Women who breastfeed their kids are less likely to suffer from hypertension after they reach menopause, a new study said Tuesday.
But the findings may be less true for obese women, according to the study published in the American Journal of Hypertension.
Researchers at the U.S. and South Korea looked at 3,119 non-smoking postmenopausal women aged 50 years or older in the 2010-2011 Korea National Health and Nutrition Examination Survey.
They found that more children breastfed and longer duration of breastfeeding were associated with lower risk of hypertension in postmenopausal women.

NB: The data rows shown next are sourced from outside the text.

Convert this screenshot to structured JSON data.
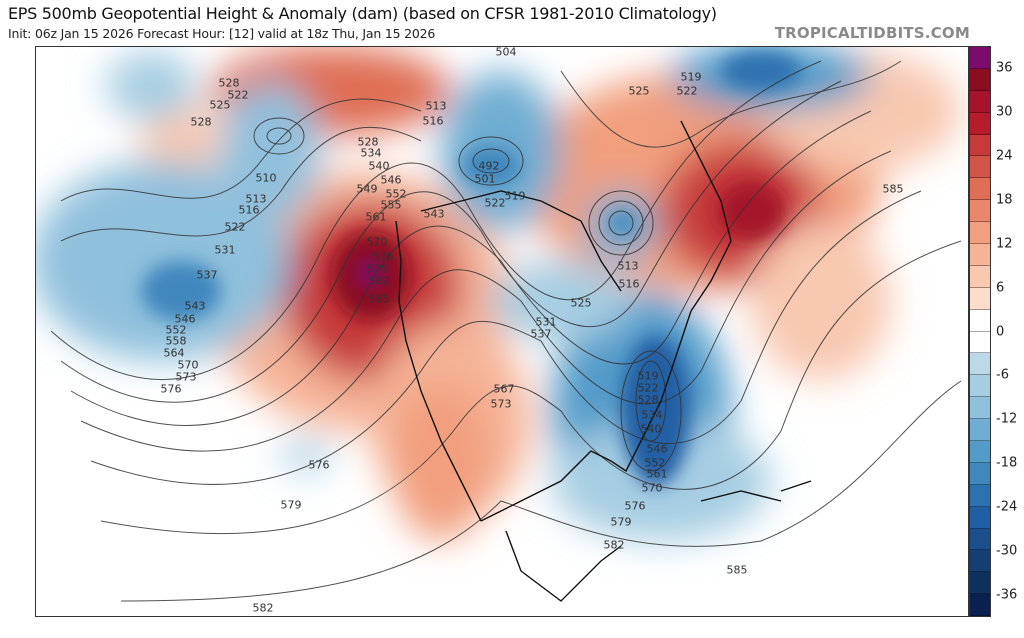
{
  "header": {
    "title": "EPS 500mb Geopotential Height & Anomaly (dam) (based on CFSR 1981-2010 Climatology)",
    "subtitle": "Init: 06z Jan 15 2026   Forecast Hour: [12]   valid at 18z Thu, Jan 15 2026",
    "brand": "TROPICALTIDBITS.COM"
  },
  "colorbar": {
    "ticks": [
      "36",
      "30",
      "24",
      "18",
      "12",
      "6",
      "0",
      "-6",
      "-12",
      "-18",
      "-24",
      "-30",
      "-36"
    ],
    "colors": [
      "#7b0c6e",
      "#8b0d22",
      "#a5142a",
      "#b71c2c",
      "#c63a3b",
      "#d15546",
      "#df6e55",
      "#e8876a",
      "#f19f7e",
      "#f5b497",
      "#f8c8b0",
      "#fcdccb",
      "#ffffff",
      "#ffffff",
      "#bcd9e8",
      "#a6cde2",
      "#8fc0dc",
      "#6fadd2",
      "#539bc9",
      "#3f87bd",
      "#2d72b0",
      "#215fa4",
      "#1a4f8c",
      "#143f74",
      "#0f305d",
      "#0a2150"
    ]
  },
  "contour_labels": [
    "528",
    "522",
    "525",
    "528",
    "510",
    "513",
    "516",
    "522",
    "531",
    "537",
    "543",
    "546",
    "552",
    "558",
    "564",
    "570",
    "573",
    "576",
    "576",
    "579",
    "582",
    "504",
    "513",
    "516",
    "528",
    "534",
    "540",
    "546",
    "549",
    "552",
    "555",
    "561",
    "570",
    "576",
    "579",
    "582",
    "585",
    "543",
    "492",
    "501",
    "519",
    "522",
    "525",
    "519",
    "522",
    "513",
    "516",
    "525",
    "531",
    "537",
    "567",
    "573",
    "519",
    "522",
    "528",
    "534",
    "540",
    "546",
    "552",
    "561",
    "570",
    "576",
    "579",
    "582",
    "585",
    "585"
  ]
}
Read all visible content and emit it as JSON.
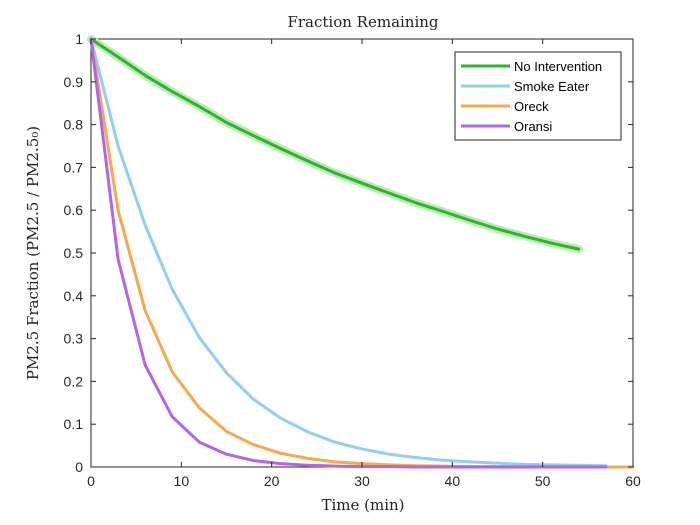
{
  "chart_data": {
    "type": "line",
    "title": "Fraction Remaining",
    "xlabel": "Time (min)",
    "ylabel": "PM2.5 Fraction (PM2.5 / PM2.5₀)",
    "xlim": [
      0,
      60
    ],
    "ylim": [
      0,
      1
    ],
    "x_ticks": [
      "0",
      "10",
      "20",
      "30",
      "40",
      "50",
      "60"
    ],
    "y_ticks": [
      "0",
      "0.1",
      "0.2",
      "0.3",
      "0.4",
      "0.5",
      "0.6",
      "0.7",
      "0.8",
      "0.9",
      "1"
    ],
    "grid": false,
    "legend_position": "top-right",
    "series": [
      {
        "name": "No Intervention",
        "color": "#2db52d",
        "band_color": "#b8ecb0",
        "x": [
          0,
          3,
          6,
          9,
          12,
          15,
          18,
          21,
          24,
          27,
          30,
          33,
          36,
          39,
          42,
          45,
          48,
          51,
          54
        ],
        "y": [
          1.0,
          0.958,
          0.915,
          0.877,
          0.842,
          0.805,
          0.774,
          0.744,
          0.715,
          0.687,
          0.663,
          0.64,
          0.617,
          0.597,
          0.576,
          0.556,
          0.539,
          0.523,
          0.509
        ]
      },
      {
        "name": "Smoke Eater",
        "color": "#8ecff2",
        "x": [
          0,
          3,
          6,
          9,
          12,
          15,
          18,
          21,
          24,
          27,
          30,
          33,
          36,
          39,
          42,
          45,
          48,
          51,
          54,
          57
        ],
        "y": [
          1.0,
          0.75,
          0.565,
          0.415,
          0.302,
          0.22,
          0.158,
          0.114,
          0.082,
          0.058,
          0.042,
          0.03,
          0.022,
          0.016,
          0.012,
          0.009,
          0.006,
          0.005,
          0.004,
          0.003
        ]
      },
      {
        "name": "Oreck",
        "color": "#f4a94a",
        "x": [
          0,
          3,
          6,
          9,
          12,
          15,
          18,
          21,
          24,
          27,
          30,
          33,
          36,
          39,
          42,
          45,
          48,
          51,
          54,
          57,
          60
        ],
        "y": [
          1.0,
          0.6,
          0.365,
          0.222,
          0.138,
          0.083,
          0.052,
          0.032,
          0.02,
          0.012,
          0.008,
          0.005,
          0.003,
          0.002,
          0.001,
          0.001,
          0.001,
          0.0,
          0.0,
          0.0,
          0.0
        ]
      },
      {
        "name": "Oransi",
        "color": "#b464e6",
        "x": [
          0,
          3,
          6,
          9,
          12,
          15,
          18,
          21,
          24,
          27,
          30,
          33,
          36,
          39,
          42,
          45,
          48,
          51,
          54,
          57
        ],
        "y": [
          1.0,
          0.485,
          0.238,
          0.117,
          0.058,
          0.03,
          0.015,
          0.008,
          0.004,
          0.002,
          0.001,
          0.001,
          0.0,
          0.0,
          0.0,
          0.0,
          0.0,
          0.0,
          0.0,
          0.0
        ]
      }
    ]
  }
}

In particular, the highest quintile of number of children breastfed (5 to 11) showed a 51 percent lower risk of hypertension compared with the lowest quintile (0 to 1).
The highest quintile of duration of breastfeeding (96 to 324 months) showed a 45 percent lower risk of hypertension.
One mechanism proposed to underlie the breastfeeding-hypertension relationship was that maternal metabolism may be “reset” by breastfeeding after pregnancy, which decreases the risk of obesity-related diseases.
Another mechanism was that oxytocin release stimulated by breastfeeding may be associated with the decreased risk of these diseases.
“Our findings endorsed the current recommendations for breastfeeding for the benefit of maternal health in mothers’ later lives,” said the paper’s lead researcher, Nam-Kyong Choi at the Ewha Womans University in South Korea.
But the researchers added that greater obesity and insulin resistance significantly attenuated the protective effects of breastfeeding.
Previously, long-term breastfeeding has been linked to a number of health benefits, including reduced children’s allergies, celiac disease, obesity and diabetes.